Sure enough, it was so. In one of the changes that are so unaccountable among the ice, the floe had taken a sudden and powerful direction towards the entrance of the Great Bay. It was probably owing to the circumstance that the inner field had forced its way past the cape, and made room for its neighbor to follow. A few of Daggett’s people, with Daggett himself, remained to see what might yet be saved from the wreck; but all the rest of the men started for the cape, towards which the Oyster Pond craft was now directly setting. The distance was less than a league; and, as yet, there was not much snow on the rocks. By taking an upper shelf, it was possible to make pretty good progress; and such was the manner of Roswell’s present march.

It was an extraordinary sight to see the coast along which our party was hastening, just at that moment. As the cakes of ice were broken from the field, they were driven upward by the vast pressure from without, and the whole line of the shore seemed as if alive with creatures that were issuing from the ocean to clamber on the rocks. Roswell had often seen that very coast peopled with seals, as it now appeared to be in activity with fragments of ice, that were writhing and turning, and rising, one upon another, as if possessed of the vital principle.
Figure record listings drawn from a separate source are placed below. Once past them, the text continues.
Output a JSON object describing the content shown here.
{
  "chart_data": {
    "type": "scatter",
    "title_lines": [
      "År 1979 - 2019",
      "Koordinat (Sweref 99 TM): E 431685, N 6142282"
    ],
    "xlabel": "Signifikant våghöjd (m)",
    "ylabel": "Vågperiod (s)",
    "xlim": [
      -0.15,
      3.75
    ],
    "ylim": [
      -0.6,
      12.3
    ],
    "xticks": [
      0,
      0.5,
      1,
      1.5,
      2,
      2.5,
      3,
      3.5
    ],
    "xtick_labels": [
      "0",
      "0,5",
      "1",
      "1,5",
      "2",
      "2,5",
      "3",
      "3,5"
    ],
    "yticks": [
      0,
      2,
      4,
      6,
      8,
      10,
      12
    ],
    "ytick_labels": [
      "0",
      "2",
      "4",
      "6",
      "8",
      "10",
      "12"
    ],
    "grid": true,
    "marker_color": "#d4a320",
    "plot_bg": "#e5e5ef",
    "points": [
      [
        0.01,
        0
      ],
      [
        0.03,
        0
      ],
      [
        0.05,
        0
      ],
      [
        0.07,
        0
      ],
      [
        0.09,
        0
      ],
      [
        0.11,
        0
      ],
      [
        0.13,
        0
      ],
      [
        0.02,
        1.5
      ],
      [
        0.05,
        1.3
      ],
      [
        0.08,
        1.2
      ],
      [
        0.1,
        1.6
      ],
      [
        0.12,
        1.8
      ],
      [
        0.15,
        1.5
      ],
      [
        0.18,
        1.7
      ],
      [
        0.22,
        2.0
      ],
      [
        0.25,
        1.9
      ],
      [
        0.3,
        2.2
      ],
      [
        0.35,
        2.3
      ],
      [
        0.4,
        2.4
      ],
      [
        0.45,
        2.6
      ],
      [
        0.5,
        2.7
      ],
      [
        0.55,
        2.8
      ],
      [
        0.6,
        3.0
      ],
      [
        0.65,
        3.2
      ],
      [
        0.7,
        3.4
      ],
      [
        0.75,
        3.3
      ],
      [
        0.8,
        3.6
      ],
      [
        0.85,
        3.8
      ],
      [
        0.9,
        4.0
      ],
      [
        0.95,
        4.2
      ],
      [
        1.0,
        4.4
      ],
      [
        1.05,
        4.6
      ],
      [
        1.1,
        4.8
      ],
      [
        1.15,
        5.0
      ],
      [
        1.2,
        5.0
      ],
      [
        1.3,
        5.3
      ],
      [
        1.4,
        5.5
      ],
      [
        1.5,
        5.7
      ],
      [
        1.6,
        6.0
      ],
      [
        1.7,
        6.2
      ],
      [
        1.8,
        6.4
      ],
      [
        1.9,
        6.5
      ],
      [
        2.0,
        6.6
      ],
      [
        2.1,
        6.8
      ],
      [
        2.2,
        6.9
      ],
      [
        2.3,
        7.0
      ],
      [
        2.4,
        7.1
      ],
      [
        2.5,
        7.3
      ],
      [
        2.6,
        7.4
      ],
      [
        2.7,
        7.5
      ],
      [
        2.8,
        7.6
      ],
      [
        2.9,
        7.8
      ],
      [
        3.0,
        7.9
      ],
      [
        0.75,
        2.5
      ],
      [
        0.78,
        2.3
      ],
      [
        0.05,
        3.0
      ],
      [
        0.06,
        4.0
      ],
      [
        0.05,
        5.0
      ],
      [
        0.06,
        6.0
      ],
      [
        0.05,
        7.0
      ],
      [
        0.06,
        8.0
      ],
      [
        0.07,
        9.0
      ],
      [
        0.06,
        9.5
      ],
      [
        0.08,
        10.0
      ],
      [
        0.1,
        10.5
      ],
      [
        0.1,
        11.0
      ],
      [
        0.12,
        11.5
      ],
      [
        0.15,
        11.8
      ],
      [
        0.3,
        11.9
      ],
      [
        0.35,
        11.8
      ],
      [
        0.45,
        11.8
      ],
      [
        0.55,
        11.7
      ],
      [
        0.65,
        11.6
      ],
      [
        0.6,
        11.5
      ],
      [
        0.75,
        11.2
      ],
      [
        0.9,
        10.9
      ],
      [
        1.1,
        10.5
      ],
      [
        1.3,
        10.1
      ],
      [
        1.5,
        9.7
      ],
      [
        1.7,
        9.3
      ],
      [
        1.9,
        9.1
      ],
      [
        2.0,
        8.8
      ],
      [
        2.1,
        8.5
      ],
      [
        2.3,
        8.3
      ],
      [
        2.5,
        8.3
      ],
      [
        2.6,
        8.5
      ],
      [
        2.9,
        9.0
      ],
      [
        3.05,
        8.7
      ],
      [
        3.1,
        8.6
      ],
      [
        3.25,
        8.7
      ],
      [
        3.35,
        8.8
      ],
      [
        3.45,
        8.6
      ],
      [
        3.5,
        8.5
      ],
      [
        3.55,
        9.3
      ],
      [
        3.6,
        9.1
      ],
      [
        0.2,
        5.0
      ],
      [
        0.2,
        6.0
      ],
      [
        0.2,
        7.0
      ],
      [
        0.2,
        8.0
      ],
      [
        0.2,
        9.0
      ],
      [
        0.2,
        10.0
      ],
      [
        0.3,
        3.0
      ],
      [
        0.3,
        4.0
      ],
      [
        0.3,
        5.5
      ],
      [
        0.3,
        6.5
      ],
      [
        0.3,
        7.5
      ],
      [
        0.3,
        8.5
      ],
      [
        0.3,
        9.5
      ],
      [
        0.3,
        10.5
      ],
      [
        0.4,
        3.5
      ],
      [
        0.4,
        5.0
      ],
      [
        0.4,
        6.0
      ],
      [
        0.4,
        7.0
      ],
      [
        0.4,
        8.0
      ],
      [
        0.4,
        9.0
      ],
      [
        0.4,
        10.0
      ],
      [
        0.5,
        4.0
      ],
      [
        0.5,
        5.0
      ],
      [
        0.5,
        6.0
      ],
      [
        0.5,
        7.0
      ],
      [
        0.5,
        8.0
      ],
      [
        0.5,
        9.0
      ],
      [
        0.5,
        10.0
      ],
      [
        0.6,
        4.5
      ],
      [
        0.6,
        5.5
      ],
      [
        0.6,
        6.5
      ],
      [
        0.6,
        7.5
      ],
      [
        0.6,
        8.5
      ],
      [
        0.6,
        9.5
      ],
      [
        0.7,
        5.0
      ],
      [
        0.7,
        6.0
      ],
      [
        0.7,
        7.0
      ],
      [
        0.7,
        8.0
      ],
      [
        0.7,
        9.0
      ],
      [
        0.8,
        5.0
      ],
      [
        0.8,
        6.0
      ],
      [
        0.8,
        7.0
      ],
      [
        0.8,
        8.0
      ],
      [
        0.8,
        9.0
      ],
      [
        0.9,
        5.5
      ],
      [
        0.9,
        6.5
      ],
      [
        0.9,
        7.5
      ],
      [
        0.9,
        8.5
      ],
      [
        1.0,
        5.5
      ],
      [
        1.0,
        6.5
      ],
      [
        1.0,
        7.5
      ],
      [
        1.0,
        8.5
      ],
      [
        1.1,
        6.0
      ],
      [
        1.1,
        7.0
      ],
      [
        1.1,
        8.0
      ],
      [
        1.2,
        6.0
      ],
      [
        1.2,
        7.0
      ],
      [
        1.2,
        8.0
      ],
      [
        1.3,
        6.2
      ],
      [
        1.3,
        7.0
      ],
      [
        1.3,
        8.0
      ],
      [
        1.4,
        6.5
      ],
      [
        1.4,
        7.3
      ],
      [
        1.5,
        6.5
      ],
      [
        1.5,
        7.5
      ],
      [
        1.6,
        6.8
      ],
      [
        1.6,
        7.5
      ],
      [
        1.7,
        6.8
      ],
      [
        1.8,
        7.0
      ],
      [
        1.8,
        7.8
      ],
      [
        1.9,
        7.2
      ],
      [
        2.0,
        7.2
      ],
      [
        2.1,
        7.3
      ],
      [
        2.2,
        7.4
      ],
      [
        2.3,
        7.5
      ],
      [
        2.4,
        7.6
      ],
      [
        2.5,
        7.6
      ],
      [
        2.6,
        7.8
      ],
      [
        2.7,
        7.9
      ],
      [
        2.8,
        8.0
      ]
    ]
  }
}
In half an hour Roswell and his party reached the house. The schooner was then less than half a mile from the spot, still setting in, along with the outer field, but not nipped. So far from being in danger of such a calamity, the little basin in which she lay had expanded, instead of closing; and it would have been possible to handle a quick-working craft in it, under her canvas. An exit, however, was quite out of the question; there being no sign of any passage to or from that icy dock. There the craft still lay, anchored to the weather-floe, while the portion of her crew which remained on board was as anxiously watching the coast as those who were on the coast watched her. At first, Roswell gave his schooner up; but on closer examination found reason to hope that she might pass the rocks, and enter the inner, rather than the Great Bay.